Description/Treatment
“Power and Control” is a documentary feature, and the center piece for a broad- based domestic violence outreach and education campaign. That initiative began with the launch of the film web site. The site aims to become a central hub for the domestic violence community, offering video excerpts and transcripts from the film, international domestic violence news (updated daily), blogs and links to social media. We will mine the digital resources collected over two years of production and make them available to advocates, teachers, students and the general public.
The film
In the summer of 2008, Kim Mosher, 30, packed her three daughters into her PT Cruiser and left her abusive husband. She had sworn she would never do it; she would hang on to the marriage at any cost. But now that her husband was yelling at the kids and hitting them, there was no choice. So she drove away from 10 years of emotional and physical abuse in her home in Wabasha, MN and headed for Duluth.
At the Safe Haven battered women’s shelter, Kim recovered from the difficult final weeks leading up to her escape, but her strength and inner resources were instantly apparent. She was stoically coping with life in the shelter, taking care of her three daughters while working full shifts at McDonalds. She was determined to make a new and better life for herself and her kids.
A few weeks later, Kim and her oldest daughter, Dakotah, eight, drove three hours back to Wabasha, walked into their house, and started packing up. The next day, Kim pulled a U Haul up in front of her new home, and her new life. Kim’s journey is at the heart of "Power and Control.” Her story, and the other intimate portrayals in the film, serve as powerful reminders of the progress we’ve made -- and of the major reforms that still need to be made in policing, medical care, advocacy and in the fundamental cultural and social institutions that perpetuate the cycle.

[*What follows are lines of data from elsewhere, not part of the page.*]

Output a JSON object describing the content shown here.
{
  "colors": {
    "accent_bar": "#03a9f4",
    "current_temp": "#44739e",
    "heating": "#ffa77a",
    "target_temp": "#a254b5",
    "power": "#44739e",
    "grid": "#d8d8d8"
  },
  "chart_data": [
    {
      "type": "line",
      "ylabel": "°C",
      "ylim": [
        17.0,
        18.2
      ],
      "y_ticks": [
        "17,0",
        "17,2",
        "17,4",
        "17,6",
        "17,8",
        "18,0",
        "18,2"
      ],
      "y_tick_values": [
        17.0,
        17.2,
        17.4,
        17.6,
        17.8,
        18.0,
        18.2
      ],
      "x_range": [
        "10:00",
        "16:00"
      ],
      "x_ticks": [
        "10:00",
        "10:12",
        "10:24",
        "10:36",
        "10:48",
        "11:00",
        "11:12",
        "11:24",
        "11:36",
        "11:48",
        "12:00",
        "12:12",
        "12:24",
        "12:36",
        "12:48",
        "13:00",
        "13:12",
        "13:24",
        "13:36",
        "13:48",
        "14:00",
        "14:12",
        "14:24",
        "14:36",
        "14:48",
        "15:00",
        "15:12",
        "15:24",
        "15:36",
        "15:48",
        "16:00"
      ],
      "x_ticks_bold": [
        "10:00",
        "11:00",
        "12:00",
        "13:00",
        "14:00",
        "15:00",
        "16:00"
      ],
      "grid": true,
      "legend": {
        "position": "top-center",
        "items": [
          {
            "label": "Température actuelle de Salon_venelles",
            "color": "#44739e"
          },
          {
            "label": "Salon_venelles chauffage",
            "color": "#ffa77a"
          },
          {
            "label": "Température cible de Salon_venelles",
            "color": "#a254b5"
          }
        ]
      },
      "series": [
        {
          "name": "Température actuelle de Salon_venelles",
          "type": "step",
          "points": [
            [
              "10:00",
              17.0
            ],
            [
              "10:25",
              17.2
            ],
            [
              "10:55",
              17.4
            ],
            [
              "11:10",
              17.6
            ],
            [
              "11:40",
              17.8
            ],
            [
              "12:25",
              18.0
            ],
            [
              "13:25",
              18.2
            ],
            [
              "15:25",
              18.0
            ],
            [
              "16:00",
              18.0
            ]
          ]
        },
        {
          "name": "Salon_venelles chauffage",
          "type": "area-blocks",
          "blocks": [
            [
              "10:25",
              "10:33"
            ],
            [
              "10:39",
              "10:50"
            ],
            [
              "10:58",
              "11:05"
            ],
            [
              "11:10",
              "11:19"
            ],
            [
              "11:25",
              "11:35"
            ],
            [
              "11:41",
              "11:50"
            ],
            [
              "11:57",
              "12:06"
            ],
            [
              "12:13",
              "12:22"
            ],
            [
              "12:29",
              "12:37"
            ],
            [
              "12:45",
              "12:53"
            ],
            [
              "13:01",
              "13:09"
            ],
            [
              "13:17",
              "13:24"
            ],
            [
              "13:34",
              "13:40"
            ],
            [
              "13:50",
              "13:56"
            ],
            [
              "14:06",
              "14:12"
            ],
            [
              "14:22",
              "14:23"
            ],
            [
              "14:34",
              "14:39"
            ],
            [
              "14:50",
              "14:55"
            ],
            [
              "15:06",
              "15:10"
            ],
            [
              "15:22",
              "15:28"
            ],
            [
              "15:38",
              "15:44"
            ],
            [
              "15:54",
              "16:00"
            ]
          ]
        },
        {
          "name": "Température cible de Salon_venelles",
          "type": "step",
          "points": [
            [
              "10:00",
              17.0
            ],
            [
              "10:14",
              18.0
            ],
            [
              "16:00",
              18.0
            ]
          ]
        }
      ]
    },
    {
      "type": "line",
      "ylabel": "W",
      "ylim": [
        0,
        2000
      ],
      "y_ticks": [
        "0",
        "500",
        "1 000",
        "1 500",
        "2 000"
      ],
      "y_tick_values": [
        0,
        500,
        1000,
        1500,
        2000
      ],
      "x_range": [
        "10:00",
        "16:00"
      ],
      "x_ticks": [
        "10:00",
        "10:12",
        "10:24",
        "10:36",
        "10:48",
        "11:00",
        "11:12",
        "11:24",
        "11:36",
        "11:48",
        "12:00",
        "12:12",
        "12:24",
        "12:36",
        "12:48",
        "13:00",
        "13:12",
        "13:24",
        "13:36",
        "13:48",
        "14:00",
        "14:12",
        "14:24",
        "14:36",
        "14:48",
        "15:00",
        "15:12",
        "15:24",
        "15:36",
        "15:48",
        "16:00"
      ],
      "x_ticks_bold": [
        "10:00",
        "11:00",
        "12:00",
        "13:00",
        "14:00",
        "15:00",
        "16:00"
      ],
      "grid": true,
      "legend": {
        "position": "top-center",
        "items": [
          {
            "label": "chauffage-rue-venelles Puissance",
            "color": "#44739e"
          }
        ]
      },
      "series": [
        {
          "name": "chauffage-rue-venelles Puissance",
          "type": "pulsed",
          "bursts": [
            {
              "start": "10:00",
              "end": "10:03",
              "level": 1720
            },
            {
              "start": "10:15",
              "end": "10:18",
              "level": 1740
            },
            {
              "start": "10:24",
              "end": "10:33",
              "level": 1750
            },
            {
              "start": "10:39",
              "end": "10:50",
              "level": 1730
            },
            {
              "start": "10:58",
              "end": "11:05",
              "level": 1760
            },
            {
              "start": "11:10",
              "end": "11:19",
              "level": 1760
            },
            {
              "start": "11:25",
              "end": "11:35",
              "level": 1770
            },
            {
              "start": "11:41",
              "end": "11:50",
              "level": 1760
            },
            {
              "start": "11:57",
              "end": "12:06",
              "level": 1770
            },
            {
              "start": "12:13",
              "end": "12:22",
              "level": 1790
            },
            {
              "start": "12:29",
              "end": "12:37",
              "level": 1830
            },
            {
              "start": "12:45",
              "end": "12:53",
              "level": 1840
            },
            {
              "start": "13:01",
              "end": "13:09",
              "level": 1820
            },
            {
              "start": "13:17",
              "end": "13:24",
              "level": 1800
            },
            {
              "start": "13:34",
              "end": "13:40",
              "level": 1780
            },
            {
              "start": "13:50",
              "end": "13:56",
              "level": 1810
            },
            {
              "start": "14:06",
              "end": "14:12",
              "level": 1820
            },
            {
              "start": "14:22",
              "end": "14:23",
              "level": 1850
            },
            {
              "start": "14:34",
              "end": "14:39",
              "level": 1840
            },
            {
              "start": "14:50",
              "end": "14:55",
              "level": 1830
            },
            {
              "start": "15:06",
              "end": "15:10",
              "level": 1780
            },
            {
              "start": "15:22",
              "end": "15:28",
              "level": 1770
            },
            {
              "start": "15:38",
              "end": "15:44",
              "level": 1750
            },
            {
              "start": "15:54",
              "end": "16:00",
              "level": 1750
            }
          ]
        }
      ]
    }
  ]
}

A revolution at a crossroads
The battered women’s movement has been one of the most powerful forces for social change in our time. Since the early 1970s, advocates have fought for a legal, political and cultural revolution that has transformed the way America responds to domestic violence. Still, domestic violence continues to ravage far too many.
More than 20 percent of all women are assaulted by an intimate partner at some point during their lives. About 4.8 million women are assaulted or raped by an intimate partner each year. And the often violent and misogynistic dimensions of youth culture -- and troubling statistics about teen dating violence -- offer a frightening prognosis for things to come.
Within the domestic violence movement, provocative new questions are being asked. Activists on the inside ask if compromises have diminished the movement, arguing that the original vision of women’s liberation has been replaced by an expedient rhetoric of law and order. On the outside, a new "post-feminist" viewpoint challenges the movement’s sacred principles. For advocates, the viewpoint represents a dangerous backlash, raising the prospect of undoing the achievements of the past three decades.
The Policy Context
With Kim’s story and the supporting narratives of Sarah and Inocensia as our main dramatic arc, the film also goes onto the front lines of the battle against domestic violence, and takes a probing look at what works, and what needs to be fixed: -- We go on 911 calls with police in Duluth, Baltimore and the South Bronx, and then explore how domestic violence policing can become more effective.
-- We follow nurses and doctors in the ER of Mercy Medical Center in Baltimore, and examine how the medical community has perhaps the most promise for making future progress in preventing intimate partner violence.
-- We explore the heated argument that has erupted between the post feminist critics and the domestic violence establishment.
-- And we seek out the perspective of the first leaders of the battered women’s movement, who still remain active in the field, 30 years after the founding of the first shelters in the 1970s. It is truly puzzling that no one has documented the story of the battered women’s movement or has profiled the founders of the movement, who remain active in the struggle after 30 years.